Correspondence: Address correspondence and reprint requests to: S. David Nathanson, MD; E-mail: dnathan1{at}hfhs.org

Background: Preoperative diagnosis of sentinel lymph node (SLN) metastasis would justify a single axillary operation. We hypothesized that ultrasound-guided core needle biopsy (USGCNB) of a morphologically normal or abnormal lymph node in the anatomic position of the SLN would accomplish this goal.

Methods: A total of 179 clinically N0 breast cancer patients underwent high-resolution lower axillary ultrasound (US) evaluation with core needle biopsy and microclip placement of a node when feasible.
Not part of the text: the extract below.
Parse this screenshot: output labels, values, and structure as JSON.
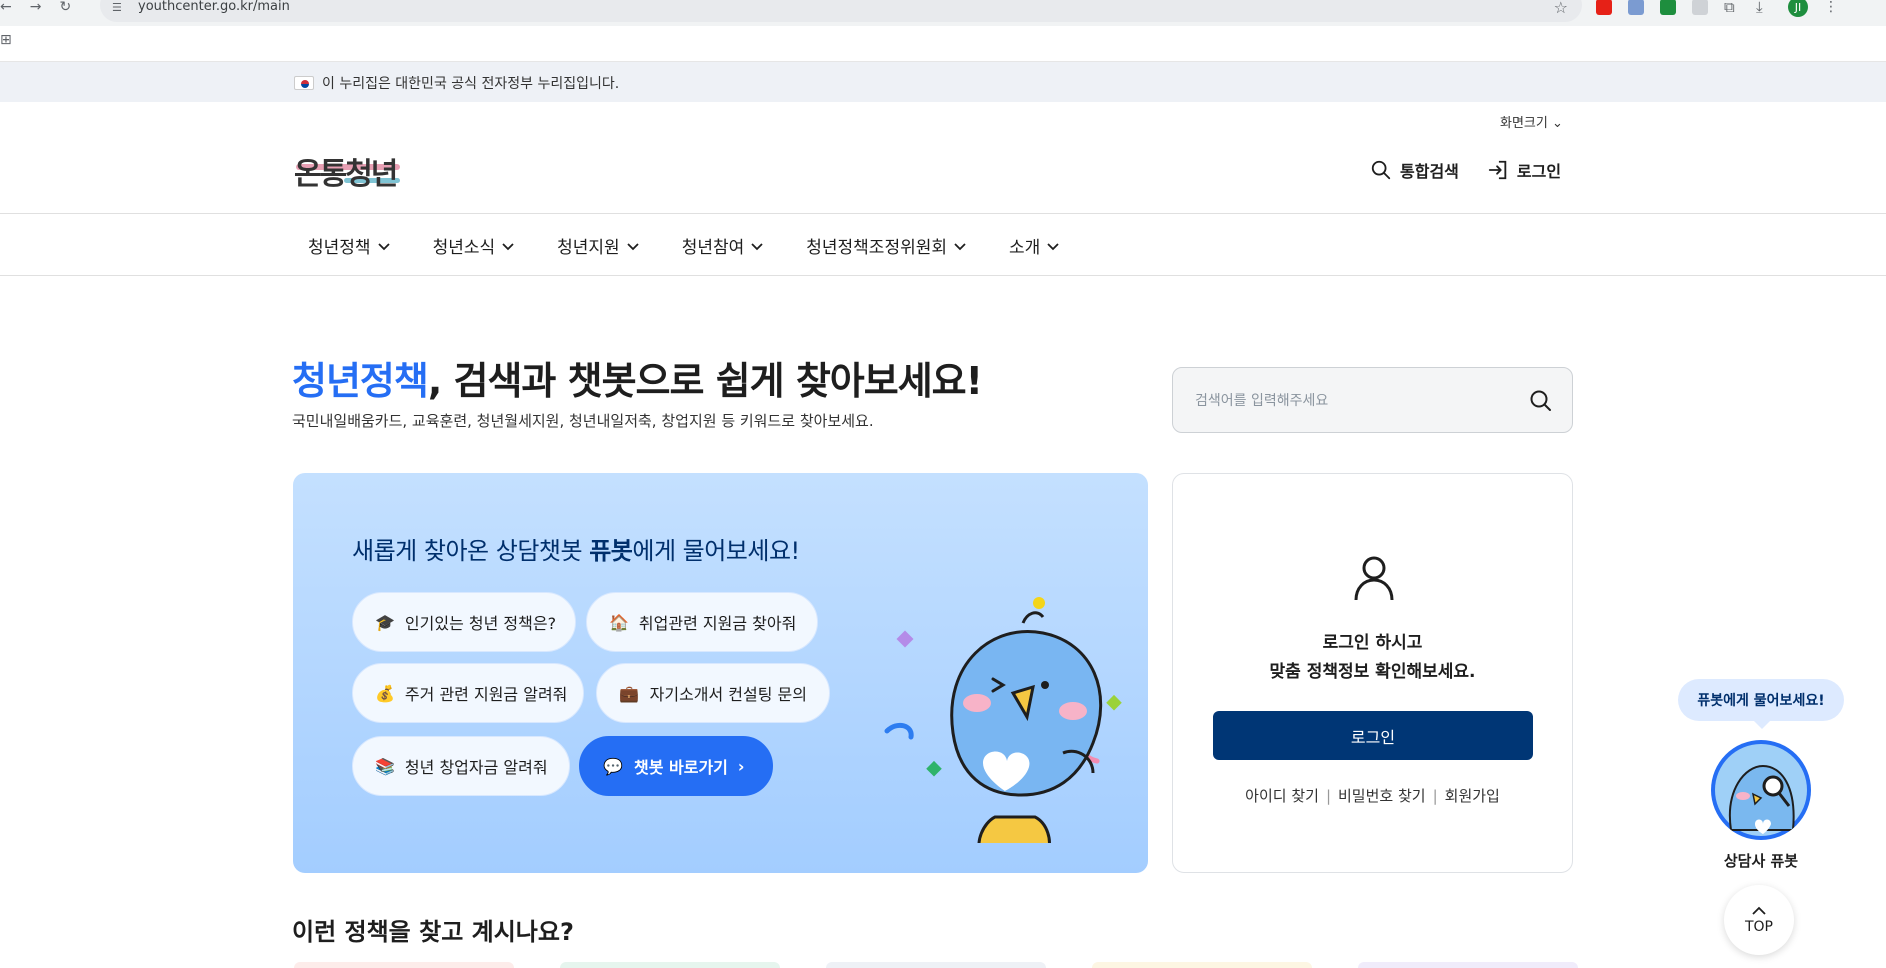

SLN biopsy was performed in 131 patients and the node X-rayed when appropriate. The node was removed surgically, and the one identified and analyzed preoperatively was compared with it clinically, radiologically and/or pathologically.
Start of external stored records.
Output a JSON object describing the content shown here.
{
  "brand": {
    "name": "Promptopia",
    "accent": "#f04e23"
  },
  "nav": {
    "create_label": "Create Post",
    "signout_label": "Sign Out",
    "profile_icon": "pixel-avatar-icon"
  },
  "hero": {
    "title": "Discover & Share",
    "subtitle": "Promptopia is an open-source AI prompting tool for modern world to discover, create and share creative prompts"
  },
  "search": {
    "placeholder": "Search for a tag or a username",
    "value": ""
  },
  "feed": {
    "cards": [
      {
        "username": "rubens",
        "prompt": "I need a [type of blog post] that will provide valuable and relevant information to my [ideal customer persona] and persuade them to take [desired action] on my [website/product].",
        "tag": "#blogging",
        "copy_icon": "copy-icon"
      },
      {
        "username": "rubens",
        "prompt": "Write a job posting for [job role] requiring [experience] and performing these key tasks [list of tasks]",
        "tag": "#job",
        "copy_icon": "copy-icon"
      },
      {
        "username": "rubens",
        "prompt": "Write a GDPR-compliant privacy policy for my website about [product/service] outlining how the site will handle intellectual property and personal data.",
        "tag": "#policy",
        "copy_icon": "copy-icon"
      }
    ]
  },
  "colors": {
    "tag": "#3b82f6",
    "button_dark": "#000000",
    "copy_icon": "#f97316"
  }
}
Results: A node was seen on US in 145 (81%) of 179 patients, and a core needle biopsy was performed in 121 patients. A total of 3.5 ± 1.38 (mean ± SD) core samples were obtained per node. Of those node biopsy samples, 55 (45.5%) had metastases. Metastasis size was 14.9 ± 10.1 mm. Metastases were found in 9 (13.6%) of 66 patients in whom the needle core was negative; in these falsely negative biopsy samples, the node metastases were 8.73 ± 6.24 mm (P = .120). Eight (33.3%) of 24 nodes that did not undergo biopsy had metastases. Seven (20.6%) of 34 of those not seen on US had SLN metastases. In 47 (78.3%) of 60 patients, the node that underwent core needle biopsy was the SLN found by the surgeon during surgery (P < .001).

Conclusions: Preoperative identification, core needle biopsy, and documentation of metastasis in the first SLN in breast cancer was achieved by focused lower ipsilateral axillary US. Knowledge of the lymph node status might change the patient’s planned surgery.